Les deux méthodes ont en commun de demander beaucoup de calculs. Les forces et contraintes physiques s’appliquant sur un tissu peuvent être très différentes d’un sommet à l’autre. Lors du calcul de la vélocité d’un sommet, ses voisins n’ont potentiellement pas encore été influencés par les changements (forces ou position) de leurs autres voisins. Il n’est donc pas possible d’avoir un résultat parfait en faisant le calcul une seule fois pour chaque sommet. Pour s’assurer que les forces et mouvements se propagent, il faut itérer plusieurs fois sur tous les sommets. Il existe différents moyens d’approcher un résultat correct en peu d’itération. En 2016 des chercheurs de Nvidia ont proposé le modèle XPBD, une méthode PBD avec ajouts de contraintes d’élasticités, convergeant rapidement vers une solution crédible.

Comparaison des résultats obtenus avec les méthodes PBD et XPBD en fonction du nombre d'itérations. La méthode XPBD donne des résultats crédible en moins d'itérations.

Les méthodes basées sur les positions sont aujourd’hui les plus utilisés dans l’industrie. Les solutions temps réel utilisées dans Nvidia Apex Cloth (Unreal Engine 4, Unity, …) et Havok Cloth (The Legend of Zelda: The Breath Of The Wild, Wolfenstein: Youngblood, …) reposent autour de ce concept. Récemment, Unreal Engine 5 a introduit une nouvelle méthode prometteuse basée sur du machine learning.

 

Les collisions

Une fois le mouvement fonctionnel, il est possible de le faire réagir à son environnement en lui ajoutant des contraintes de collisions.

Il existe plusieurs façons de gérer les collisions dans un jeu vidéo. Le plus souvent cela est géré en regardant à intervalles réguliers si le mesh de collision d’un objet (mesh simplifié parfois réduit à un simple cube) est dans un autre. Si c’est le cas alors on fait reculer l’objet dans la direction inverse de sa vitesse pour faire en sorte qu’il ne soit plus dans l’objet. En fonction de différents paramètres on le renvoie plus ou moins fort dans la direction opposée. C’est la détection de collisions discrète.

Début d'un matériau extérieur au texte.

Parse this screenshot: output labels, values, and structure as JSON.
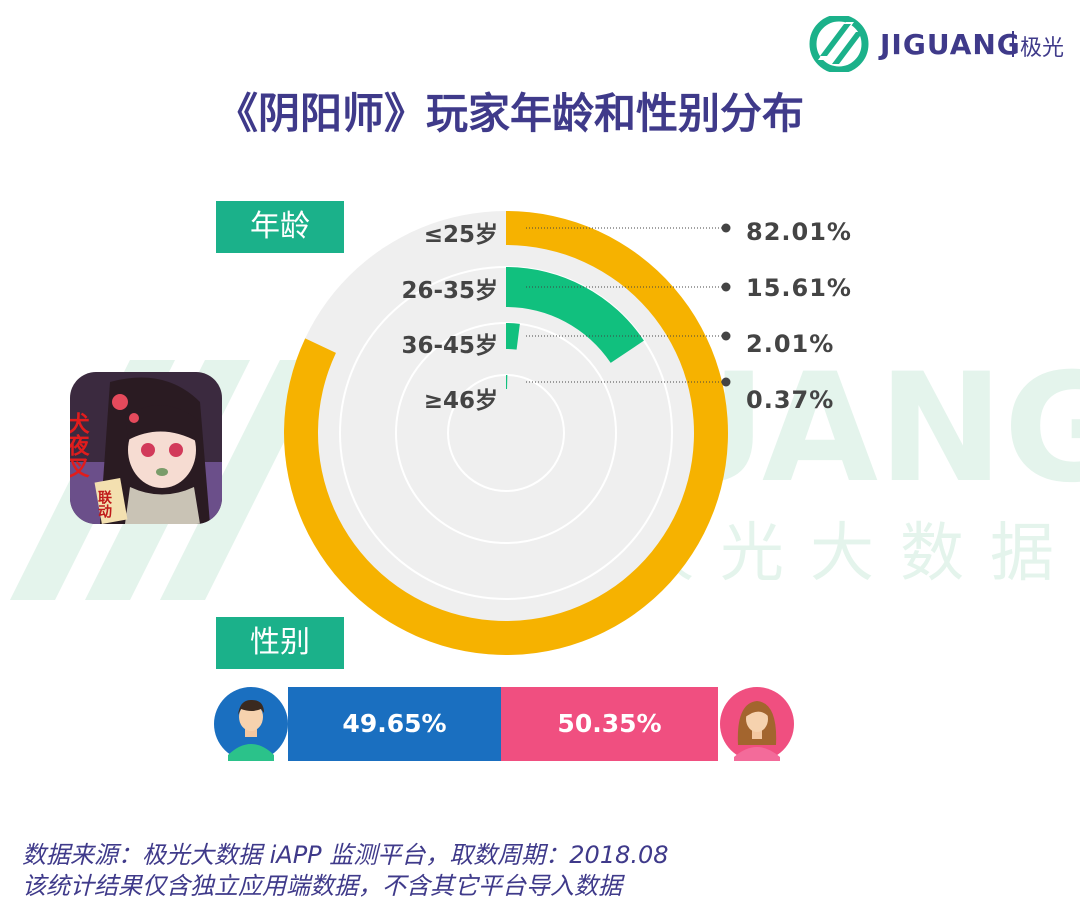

Ce type de détection a pour défaut de ne pas bien prendre en compte un objet se déplaçant très rapidement. Dans la vérification de contact avec un obstacle, l’objet risque à un test de collision d’être avant l’obstacle et lors du prochain test d’être après. L’objet passe alors à travers l’obstacle sans avoir généré de collision. Cela est visible dans certaines grosses productions, notamment dans Halo Infinite où certaines armes peuvent faire voler les corps suffisamment vite pour qu’une partie du corps d’un ennemi passe à travers le plafond mais pas le reste. Le personnage est alors bloqué. Dans le cas du tissu, ce problème est amplifié par la vitesse différente de chaque sommet. En cas de mouvement trop rapide certains sommets peuvent passer à travers un mur alors que d’autres non. Donnant l’impression que le personnage est “attaché” au mur.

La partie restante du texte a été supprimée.